In this query, the CTE recursively finds all customers referred directly or indirectly by the original customer (customer_id = 1).

  1. Recursive CTE Example: Sales Team Hierarchy

If your customer management system tracks a sales team structure, where each salesperson reports to another, you can use a recursive CTE to explore this hierarchy.

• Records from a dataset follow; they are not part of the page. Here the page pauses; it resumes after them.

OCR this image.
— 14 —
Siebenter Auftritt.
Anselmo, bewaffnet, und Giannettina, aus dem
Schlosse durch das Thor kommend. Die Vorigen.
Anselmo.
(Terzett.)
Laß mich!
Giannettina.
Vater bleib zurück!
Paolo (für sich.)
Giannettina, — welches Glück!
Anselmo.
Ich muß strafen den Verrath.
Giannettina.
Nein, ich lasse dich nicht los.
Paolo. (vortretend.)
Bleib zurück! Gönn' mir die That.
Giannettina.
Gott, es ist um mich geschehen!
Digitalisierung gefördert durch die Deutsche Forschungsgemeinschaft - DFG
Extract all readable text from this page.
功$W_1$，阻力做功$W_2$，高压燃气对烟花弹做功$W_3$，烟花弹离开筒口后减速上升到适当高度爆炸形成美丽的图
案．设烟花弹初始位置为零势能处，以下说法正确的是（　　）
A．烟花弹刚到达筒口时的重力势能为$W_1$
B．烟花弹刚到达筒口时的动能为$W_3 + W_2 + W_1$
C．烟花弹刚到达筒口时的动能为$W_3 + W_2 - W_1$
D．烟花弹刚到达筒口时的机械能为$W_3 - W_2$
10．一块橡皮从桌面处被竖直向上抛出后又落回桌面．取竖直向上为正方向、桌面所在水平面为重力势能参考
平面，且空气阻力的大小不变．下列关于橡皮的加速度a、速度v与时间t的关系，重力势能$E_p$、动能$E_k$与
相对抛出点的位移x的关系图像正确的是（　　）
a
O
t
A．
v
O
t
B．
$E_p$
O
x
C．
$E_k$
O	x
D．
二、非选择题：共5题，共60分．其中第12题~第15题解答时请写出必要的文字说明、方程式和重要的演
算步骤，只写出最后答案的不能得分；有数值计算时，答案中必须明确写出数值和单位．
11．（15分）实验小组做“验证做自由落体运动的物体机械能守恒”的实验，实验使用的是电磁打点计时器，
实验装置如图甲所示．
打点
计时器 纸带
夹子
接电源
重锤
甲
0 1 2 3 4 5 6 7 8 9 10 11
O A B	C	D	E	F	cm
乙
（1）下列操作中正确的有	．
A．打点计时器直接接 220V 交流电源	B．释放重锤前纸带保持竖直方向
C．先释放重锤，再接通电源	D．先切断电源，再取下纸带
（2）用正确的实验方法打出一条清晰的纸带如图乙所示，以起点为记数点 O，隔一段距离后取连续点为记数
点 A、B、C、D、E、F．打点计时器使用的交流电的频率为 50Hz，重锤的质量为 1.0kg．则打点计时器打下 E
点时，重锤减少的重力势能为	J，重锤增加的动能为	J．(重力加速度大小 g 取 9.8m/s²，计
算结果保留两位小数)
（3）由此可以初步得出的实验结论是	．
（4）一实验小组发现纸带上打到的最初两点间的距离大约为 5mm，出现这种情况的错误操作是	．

WITH SalesHierarchy (salesperson_id, manager_id, Level) AS
(
    -- Base case: Start with the top-level manager
    SELECT salesperson_id, manager_id, 0 AS Level
    FROM Sales
    WHERE manager_id IS NULL

    UNION ALL

    -- Recursive step: Find employees reporting to the current level of managers
    SELECT s.salesperson_id, s.manager_id, h.Level + 1
    FROM Sales s
    INNER JOIN SalesHierarchy h ON s.manager_id = h.salesperson_id
)
SELECT salesperson_id, manager_id, Level
FROM SalesHierarchy
ORDER BY Level;

Here, the CTE builds a hierarchy of salespersons, where each level represents the depth in the organizational chart.

Benefits of Using CTEs

  • Readability: CTEs break down complex queries into manageable parts, improving query readability.
  • Reusability: A CTE can be referenced multiple times within the same query, reducing repetition.
  • Modularity: CTEs enable a modular approach to query building, allowing you to structure your query logic step by step.
  • Simplifying Recursive Queries: Recursive CTEs are a powerful tool for dealing with hierarchical and self-referential data.

Limitations of CTEs

  • Scope: CTEs are only valid within the query in which they are defined. Once the query execution is complete, the CTE result is discarded.
  • Performance: For very large datasets, complex recursive CTEs may have performance overhead. In such cases, using indexed tables or optimizing joins might be more efficient.

Conclusion

CTEs provide a powerful way to simplify complex queries and make them more readable and maintainable. They are especially useful in customer management for calculating aggregated data, handling hierarchical structures, and constructing recursive queries. When used effectively, CTEs can significantly enhance the flexibility of your MS SQL queries, whether you're analyzing customer purchases, tracking referrals, or managing team hierarchies.

Asked in Interview

  • What is a Common Table Expression (CTE) in SQL, and why is it used?
  • What is the difference between a CTE and a derived table?
  • Can a CTE reference itself in SQL?
  • What is the difference between a CTE and a temporary table?
  • Can you update data in a table using a CTE?
  • Can a CTE contain multiple queries or multiple CTEs?
  • What is a Common Table Expression (CTE) in SQL, and how is it different from a subquery?
  • What are the advantages of using a CTE over a derived table or subquery?
  • What is a recursive CTE, and how does it work?
  • How does recursion terminate in a recursive CTE?
  • How does a CTE affect query performance compared to a subquery?